Ao mesmo tempo, ele fez questão de afastar a ideia de um Estado excessivamente intervencionista. "O desafio é construir um Estado forte e uma iniciativa privada forte. Não existe desenvolvimento apenas com um dos lados", afirmou.
Juros são o principal obstáculo
Durigan classificou o alto custo do dinheiro como o maior problema econômico do país. Segundo ele, juros elevados prejudicam famílias, empresas, produtores rurais e até o próprio governo, ao encarecer o financiamento da dívida pública e reduzir os investimentos produtivos.
Na avaliação do ministro, o Brasil precisa criar condições para reduzir gradualmente o custo do crédito, permitindo que mais recursos sejam direcionados para investimentos em produção, inovação e geração de empregos, e não apenas para aplicações financeiras.
Ele também defendeu a continuidade do ajuste fiscal como condição para abrir espaço à queda dos juros e ampliar investimentos públicos em áreas consideradas estratégicas.
Reforma tributária e revisão de incentivos
Durigan classificou o atual sistema brasileiro como complexo, burocrático e incompatível com as necessidades de uma economia moderna. Segundo ele, embora a transição seja desafiadora, a simplificação tributária representa uma mudança estrutural necessária para aumentar a competitividade do país.
O ministro também justificou a revisão de benefícios fiscais federais, especialmente das subvenções concedidas a partir de incentivos estaduais de ICMS.
Segundo ele, incentivos federais precisam estar vinculados a investimentos efetivos e não podem servir apenas como renúncia tributária sem contrapartida econômica.
Contas públicas e programas sociais
Ao defender equilíbrio fiscal, Durigan afirmou que responsabilidade nas contas públicas não significa redução das políticas sociais.
Segundo ele, programas como o Bolsa Família devem permanecer como instrumentos permanentes de proteção social, mas precisam ser continuamente aperfeiçoados para estimular a inserção no mercado de trabalho e aumentar sua eficiência.
O ministro também afirmou que o governo evitou medidas fiscais de caráter eleitoral e defendeu que eventuais desonerações ocorram apenas de forma temporária e acompanhadas por compensações nas receitas públicas.

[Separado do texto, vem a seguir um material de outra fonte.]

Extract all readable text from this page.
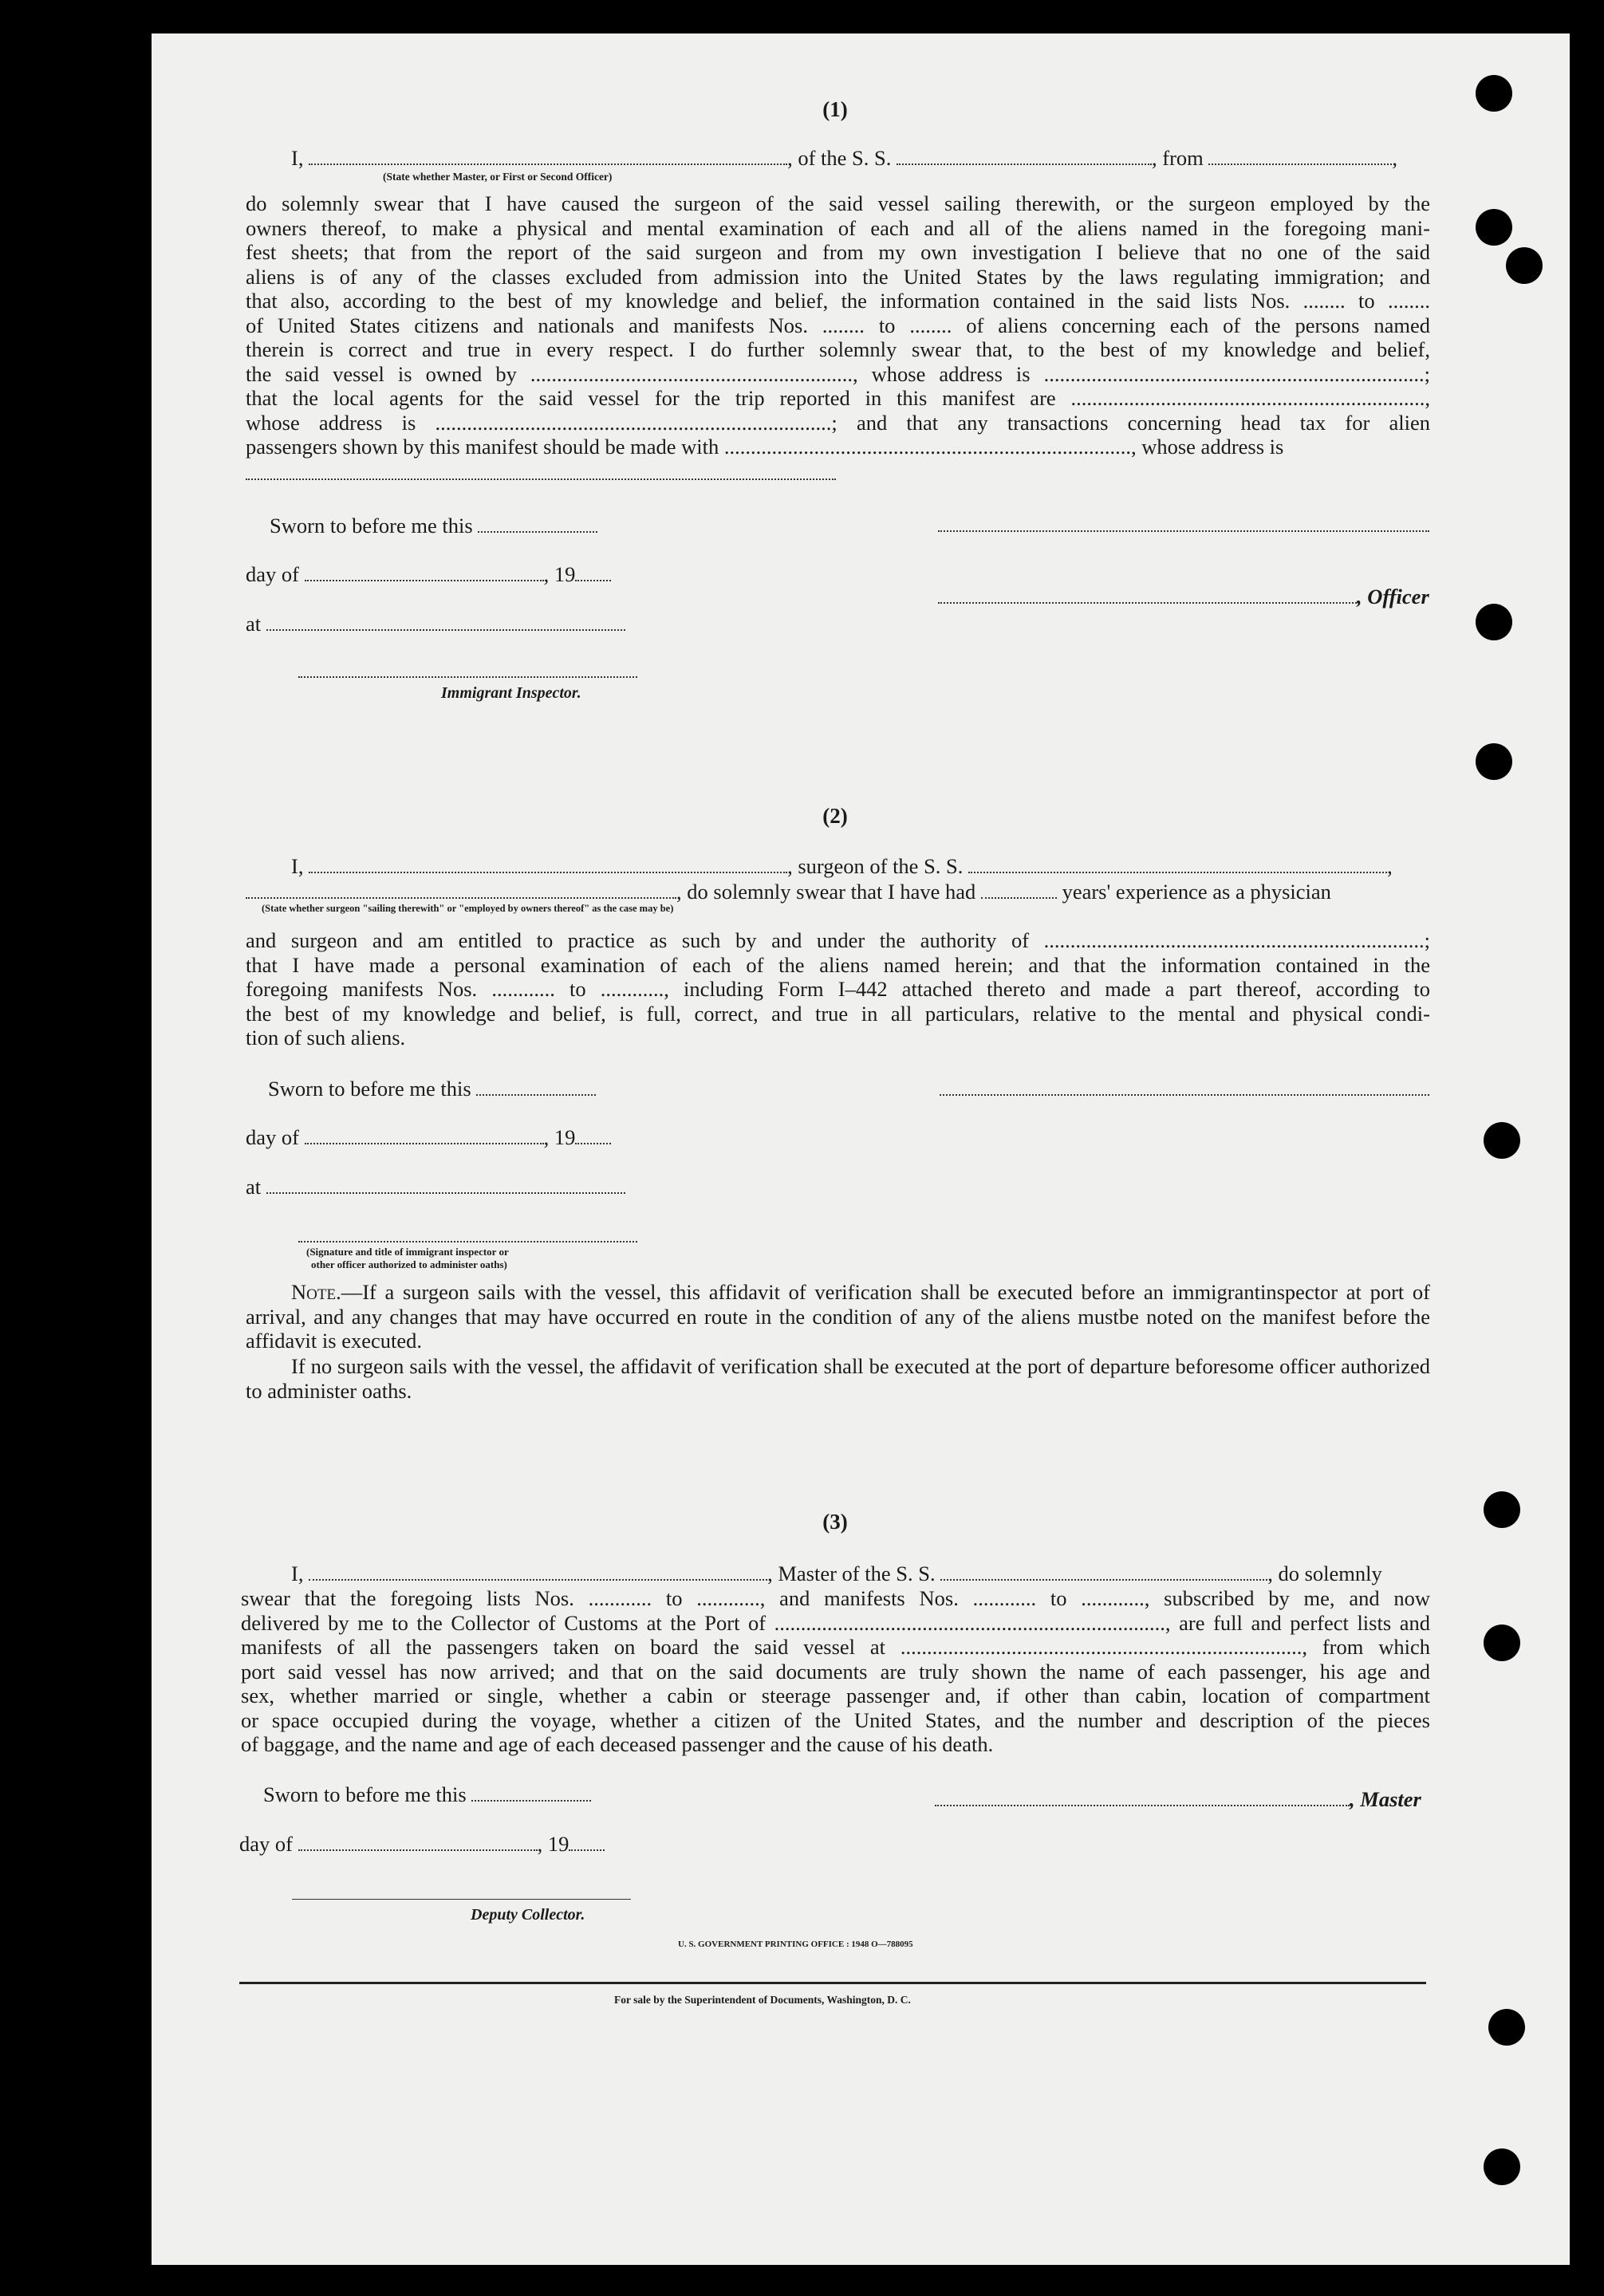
(1)
I,	, of the S. S.	, from	,
(State whether Master, or First or Second Officer)
do solemnly swear that I have caused the surgeon of the said vessel sailing therewith, or the surgeon employed by the
owners thereof, to make a physical and mental examination of each and all of the aliens named in the foregoing mani-
fest sheets; that from the report of the said surgeon and from my own investigation I believe that no one of the said
aliens is of any of the classes excluded from admission into the United States by the laws regulating immigration; and
that also, according to the best of my knowledge and belief, the information contained in the said lists Nos. ........ to ........
of United States citizens and nationals and manifests Nos. ........ to ........ of aliens concerning each of the persons named
therein is correct and true in every respect. I do further solemnly swear that, to the best of my knowledge and belief,
the said vessel is owned by ............................................................., whose address is ........................................................................;
that the local agents for the said vessel for the trip reported in this manifest are ...................................................................,
whose address is ...........................................................................; and that any transactions concerning head tax for alien
passengers shown by this manifest should be made with ............................................................................., whose address is
Sworn to before me this
day of	, 19
, Officer
at
Immigrant Inspector.
(2)
I,	, surgeon of the S. S.	,
, do solemnly swear that I have had	years' experience as a physician
(State whether surgeon "sailing therewith" or "employed by owners thereof" as the case may be)
and surgeon and am entitled to practice as such by and under the authority of ........................................................................;
that I have made a personal examination of each of the aliens named herein; and that the information contained in the
foregoing manifests Nos. ............ to ............, including Form I–442 attached thereto and made a part thereof, according to
the best of my knowledge and belief, is full, correct, and true in all particulars, relative to the mental and physical condi-
tion of such aliens.
Sworn to before me this
day of	, 19
at
(Signature and title of immigrant inspector or
other officer authorized to administer oaths)
Note.—If a surgeon sails with the vessel, this affidavit of verification shall be executed before an immigrantinspector at port of arrival, and any changes that may have occurred en route in the condition of any of the aliens mustbe noted on the manifest before the affidavit is executed.
If no surgeon sails with the vessel, the affidavit of verification shall be executed at the port of departure beforesome officer authorized to administer oaths.
(3)
I,	, Master of the S. S.	, do solemnly
swear that the foregoing lists Nos. ............ to ............, and manifests Nos. ............ to ............, subscribed by me, and now
delivered by me to the Collector of Customs at the Port of .........................................................................., are full and perfect lists and
manifests of all the passengers taken on board the said vessel at ............................................................................, from which
port said vessel has now arrived; and that on the said documents are truly shown the name of each passenger, his age and
sex, whether married or single, whether a cabin or steerage passenger and, if other than cabin, location of compartment
or space occupied during the voyage, whether a citizen of the United States, and the number and description of the pieces
of baggage, and the name and age of each deceased passenger and the cause of his death.
Sworn to before me this	, Master
day of	, 19
Deputy Collector.
U. S. GOVERNMENT PRINTING OFFICE : 1948 O—788095
For sale by the Superintendent of Documents, Washington, D. C.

Instituições e segurança jurídica
Em um dos momentos mais enfáticos, Durigan afirmou que crescimento econômico depende da preservação das instituições democráticas e da segurança jurídica.

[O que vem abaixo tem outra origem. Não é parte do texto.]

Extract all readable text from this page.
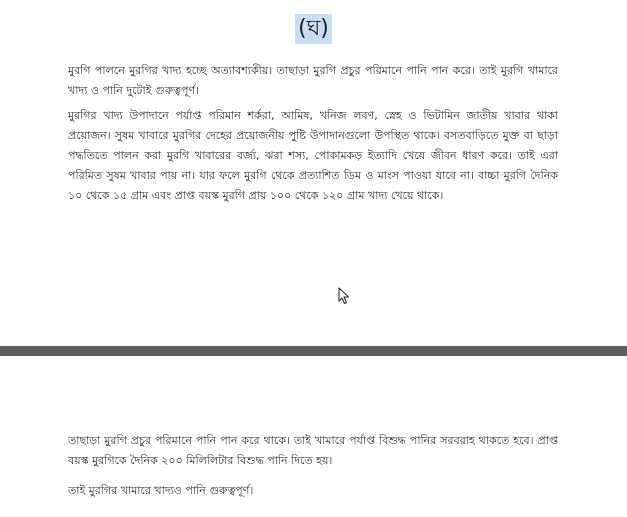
(ঘ)

মুরগি পালনে মুরগির খাদ্য হচ্ছে অত্যাবশ্যকীয়। তাছাড়া মুরগি প্রচুর পরিমানে পানি পান করে। তাই মুরগি খামারে খাদ্য ও পানি দুটোই গুরুত্বপূর্ণ।

মুরগির খাদ্য উপাদানে পর্যাপ্ত পরিমান শর্করা, আমিষ, খনিজ লবণ, স্নেহ ও ভিটামিন জাতীয় খাবার থাকা প্রয়োজন। সুষম খাবারে মুরগির দেহের প্রয়োজনীয় পুষ্টি উপাদানগুলো উপস্থিত থাকে। বসতবাড়িতে মুক্ত বা ছাড়া পদ্ধতিতে পালন করা মুরগি খাবারের বর্জ্য, ঝরা শস্য, পোকামকড় ইত্যাদি খেয়ে জীবন ধারণ করে। তাই এরা পরিমিত সুষম খাবার পায় না। যার ফলে মুরগি থেকে প্রত্যাশিত ডিম ও মাংস পাওয়া যাবে না। বাচ্চা মুরগি দৈনিক ১০ থেকে ১৫ গ্রাম এবং প্রাপ্ত বয়স্ক মুরগি প্রায় ১০০ থেকে ১২০ গ্রাম খাদ্য খেয়ে থাকে।

তাছাড়া মুরগি প্রচুর পরিমানে পানি পান করে থাকে। তাই খামারে পর্যাপ্ত বিশুদ্ধ পানির সরবরাহ থাকতে হবে। প্রাপ্ত বয়স্ক মুরগিকে দৈনিক ২০০ মিলিলিটার বিশুদ্ধ পানি দিতে হয়।

তাই মুরগির খামারে খাদ্যও পানি গুরুত্বপূর্ণ।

Ao comentar o caso do Banco Master, defendeu o fortalecimento dos órgãos de controle e alertou para o risco de enfraquecimento institucional.
Segundo ele, investidores nacionais e estrangeiros precisam ter previsibilidade e confiança no funcionamento do Judiciário e das demais instituições.
Para o ministro, discursos que atacam ou deslegitimam as instituições acabam comprometendo o ambiente de negócios e afastando investimentos.
Compromisso com a indústria
Durigan reafirmou que pretende ampliar o diálogo com o setor industrial e disse considerar a indústria elemento essencial para que o Brasil avance em tecnologia, inovação, produtividade e soberania econômica. "O Brasil não vai construir um projeto de desenvolvimento sustentável sem fortalecer sua base industrial", concluiu.